ECLI:NL:RBDOR:2009:BJ9878
Rechtbank Dordrecht
- Eerste aanleg - enkelvoudig
- Rechtspraak.nl
Aansprakelijkheid van moedermaatschappij voor schade door dochteronderneming bij blootstelling aan asbest
In deze zaak heeft de Sociale Verzekeringsbank (SVB) IHC Merwede Holding B.V. aangeklaagd voor schadevergoeding die voortvloeit uit de blootstelling van de heer X aan asbest tijdens zijn werk. De heer X, die op 11 januari 2007 de diagnose maligne mesothelioom kreeg, was in de jaren 1957-1962 werkzaam bij een bedrijf dat later is geïntegreerd in IHC Holland B.V., een dochteronderneming van IHC Holding. SVB vorderde onder andere een verklaring voor recht dat IHC Holding aansprakelijk is voor de schade die de erven van de heer X hebben geleden, en dat IHC Holding veroordeeld moet worden tot betaling van een voorschot en wettelijke rente.

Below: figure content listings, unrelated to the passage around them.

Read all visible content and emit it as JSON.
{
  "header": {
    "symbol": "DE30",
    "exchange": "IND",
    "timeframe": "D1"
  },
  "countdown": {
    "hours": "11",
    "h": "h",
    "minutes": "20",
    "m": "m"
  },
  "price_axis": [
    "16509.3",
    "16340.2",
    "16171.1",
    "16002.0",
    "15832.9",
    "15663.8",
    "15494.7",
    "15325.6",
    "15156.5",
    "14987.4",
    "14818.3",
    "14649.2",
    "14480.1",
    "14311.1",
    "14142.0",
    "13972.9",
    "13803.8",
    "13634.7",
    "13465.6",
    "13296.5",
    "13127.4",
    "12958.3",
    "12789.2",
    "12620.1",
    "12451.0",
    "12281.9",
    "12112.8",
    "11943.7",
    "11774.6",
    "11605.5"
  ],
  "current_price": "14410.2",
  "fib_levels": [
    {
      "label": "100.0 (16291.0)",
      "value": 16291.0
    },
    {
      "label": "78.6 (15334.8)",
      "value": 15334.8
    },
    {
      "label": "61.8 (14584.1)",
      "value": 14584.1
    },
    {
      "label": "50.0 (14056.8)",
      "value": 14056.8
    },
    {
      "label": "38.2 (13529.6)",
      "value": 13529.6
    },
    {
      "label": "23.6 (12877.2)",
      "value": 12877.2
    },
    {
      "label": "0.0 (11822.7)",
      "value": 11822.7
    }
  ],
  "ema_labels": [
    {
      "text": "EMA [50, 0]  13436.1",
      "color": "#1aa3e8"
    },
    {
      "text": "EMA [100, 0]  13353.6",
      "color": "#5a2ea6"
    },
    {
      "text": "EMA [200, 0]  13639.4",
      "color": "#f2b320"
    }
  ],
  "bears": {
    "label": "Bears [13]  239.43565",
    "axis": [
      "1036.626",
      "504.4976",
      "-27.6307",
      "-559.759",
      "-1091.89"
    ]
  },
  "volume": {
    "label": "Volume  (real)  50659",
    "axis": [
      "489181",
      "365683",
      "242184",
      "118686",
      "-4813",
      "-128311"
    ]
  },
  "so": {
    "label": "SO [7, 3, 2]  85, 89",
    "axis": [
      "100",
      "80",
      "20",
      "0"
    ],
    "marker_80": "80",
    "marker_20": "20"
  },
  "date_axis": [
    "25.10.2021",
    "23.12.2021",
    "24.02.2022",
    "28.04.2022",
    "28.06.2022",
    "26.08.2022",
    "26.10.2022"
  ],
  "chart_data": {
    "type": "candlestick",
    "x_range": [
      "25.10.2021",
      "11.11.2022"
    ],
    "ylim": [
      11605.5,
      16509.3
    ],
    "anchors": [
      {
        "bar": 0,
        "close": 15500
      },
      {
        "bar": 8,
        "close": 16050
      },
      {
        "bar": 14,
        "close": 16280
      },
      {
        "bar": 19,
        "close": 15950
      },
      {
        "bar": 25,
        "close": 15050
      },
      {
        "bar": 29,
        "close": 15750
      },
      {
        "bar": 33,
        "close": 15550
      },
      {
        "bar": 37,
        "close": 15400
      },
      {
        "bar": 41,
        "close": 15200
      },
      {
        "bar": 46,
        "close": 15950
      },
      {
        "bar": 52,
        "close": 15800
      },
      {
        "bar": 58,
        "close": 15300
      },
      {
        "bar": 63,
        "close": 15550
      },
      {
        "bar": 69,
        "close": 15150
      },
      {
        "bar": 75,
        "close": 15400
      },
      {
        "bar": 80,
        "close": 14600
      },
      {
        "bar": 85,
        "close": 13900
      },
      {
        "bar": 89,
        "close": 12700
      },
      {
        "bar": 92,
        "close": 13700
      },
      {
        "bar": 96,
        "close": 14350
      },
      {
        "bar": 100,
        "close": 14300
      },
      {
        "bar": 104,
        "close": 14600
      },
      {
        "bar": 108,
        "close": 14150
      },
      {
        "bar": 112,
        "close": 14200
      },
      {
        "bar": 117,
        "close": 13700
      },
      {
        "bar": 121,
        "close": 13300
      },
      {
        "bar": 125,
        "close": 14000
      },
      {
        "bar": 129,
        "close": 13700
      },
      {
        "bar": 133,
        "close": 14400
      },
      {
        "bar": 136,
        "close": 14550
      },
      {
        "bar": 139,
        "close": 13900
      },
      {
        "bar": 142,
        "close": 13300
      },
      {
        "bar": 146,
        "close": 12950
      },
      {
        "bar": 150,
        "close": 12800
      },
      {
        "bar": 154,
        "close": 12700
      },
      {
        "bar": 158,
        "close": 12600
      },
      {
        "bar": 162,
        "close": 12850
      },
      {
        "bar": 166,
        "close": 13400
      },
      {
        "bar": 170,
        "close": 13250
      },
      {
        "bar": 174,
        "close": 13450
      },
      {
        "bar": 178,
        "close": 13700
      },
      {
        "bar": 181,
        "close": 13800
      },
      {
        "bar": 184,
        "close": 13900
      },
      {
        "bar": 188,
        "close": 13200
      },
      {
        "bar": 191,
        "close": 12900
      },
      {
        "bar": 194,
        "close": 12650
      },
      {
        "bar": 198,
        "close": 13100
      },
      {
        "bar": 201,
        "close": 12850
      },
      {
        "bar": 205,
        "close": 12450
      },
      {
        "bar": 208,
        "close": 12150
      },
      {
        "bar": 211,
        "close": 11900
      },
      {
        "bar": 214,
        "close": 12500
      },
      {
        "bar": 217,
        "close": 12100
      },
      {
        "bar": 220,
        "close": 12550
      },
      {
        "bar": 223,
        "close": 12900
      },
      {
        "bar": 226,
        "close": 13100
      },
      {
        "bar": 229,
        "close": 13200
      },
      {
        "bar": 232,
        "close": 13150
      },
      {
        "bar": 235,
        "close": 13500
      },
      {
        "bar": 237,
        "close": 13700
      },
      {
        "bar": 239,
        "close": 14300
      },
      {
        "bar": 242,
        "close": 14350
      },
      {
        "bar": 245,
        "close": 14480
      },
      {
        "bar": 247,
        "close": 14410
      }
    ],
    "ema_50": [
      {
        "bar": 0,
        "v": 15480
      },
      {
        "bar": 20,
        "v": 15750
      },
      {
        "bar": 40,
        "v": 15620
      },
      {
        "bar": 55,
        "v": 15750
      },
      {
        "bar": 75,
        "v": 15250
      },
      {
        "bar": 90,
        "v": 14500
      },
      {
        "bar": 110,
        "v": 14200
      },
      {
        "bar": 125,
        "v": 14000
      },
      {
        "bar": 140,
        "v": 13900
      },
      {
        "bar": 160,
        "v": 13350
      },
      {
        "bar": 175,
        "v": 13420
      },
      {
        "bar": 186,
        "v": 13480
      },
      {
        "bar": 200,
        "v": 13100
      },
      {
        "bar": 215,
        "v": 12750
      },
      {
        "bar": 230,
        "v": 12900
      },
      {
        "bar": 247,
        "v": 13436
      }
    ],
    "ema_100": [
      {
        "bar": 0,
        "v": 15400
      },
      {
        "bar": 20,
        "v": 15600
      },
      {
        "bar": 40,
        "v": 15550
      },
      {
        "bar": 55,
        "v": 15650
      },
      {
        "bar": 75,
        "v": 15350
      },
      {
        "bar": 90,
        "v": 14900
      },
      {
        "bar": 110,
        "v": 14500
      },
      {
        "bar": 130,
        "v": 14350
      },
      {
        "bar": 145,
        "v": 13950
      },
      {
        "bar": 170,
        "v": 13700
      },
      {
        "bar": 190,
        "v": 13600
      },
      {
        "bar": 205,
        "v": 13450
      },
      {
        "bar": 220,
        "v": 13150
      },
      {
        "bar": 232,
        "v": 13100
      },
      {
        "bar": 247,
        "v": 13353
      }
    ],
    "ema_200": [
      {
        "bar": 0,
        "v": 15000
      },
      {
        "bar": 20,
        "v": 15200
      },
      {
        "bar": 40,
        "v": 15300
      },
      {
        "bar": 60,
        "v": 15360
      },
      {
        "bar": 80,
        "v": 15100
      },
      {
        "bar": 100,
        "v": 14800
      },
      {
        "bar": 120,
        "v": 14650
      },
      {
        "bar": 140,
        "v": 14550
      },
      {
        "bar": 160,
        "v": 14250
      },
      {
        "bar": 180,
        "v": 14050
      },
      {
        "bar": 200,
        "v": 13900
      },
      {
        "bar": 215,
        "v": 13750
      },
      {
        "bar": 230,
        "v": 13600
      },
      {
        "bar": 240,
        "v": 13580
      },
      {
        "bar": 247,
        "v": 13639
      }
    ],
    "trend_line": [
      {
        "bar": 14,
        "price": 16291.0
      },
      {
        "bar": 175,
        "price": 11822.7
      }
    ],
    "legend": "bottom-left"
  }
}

De kantonrechter heeft de vordering van SVB afgewezen. De rechter oordeelde dat SVB niet de juiste partij had gedagvaard, aangezien IHC Holding niet de rechtsopvolger is van de werkgever van de heer X. De kantonrechter stelde vast dat de aansprakelijkheid voor de schade bij IHC Holland B.V. ligt en niet bij de moedermaatschappij IHC Holding. Bovendien werd geoordeeld dat er geen rechtsverwerking was, omdat IHC Holding niet verplicht was om al haar weren voorafgaand aan de procedure kenbaar te maken. De rechter concludeerde dat SVB als de in het ongelijk gestelde partij in de proceskosten moest worden veroordeeld.
De uitspraak werd gedaan op 1 oktober 2009 door kantonrechter E.D. Rentema in Dordrecht. De vordering van SVB werd afgewezen, en SVB werd veroordeeld tot betaling van de proceskosten aan IHC Holding.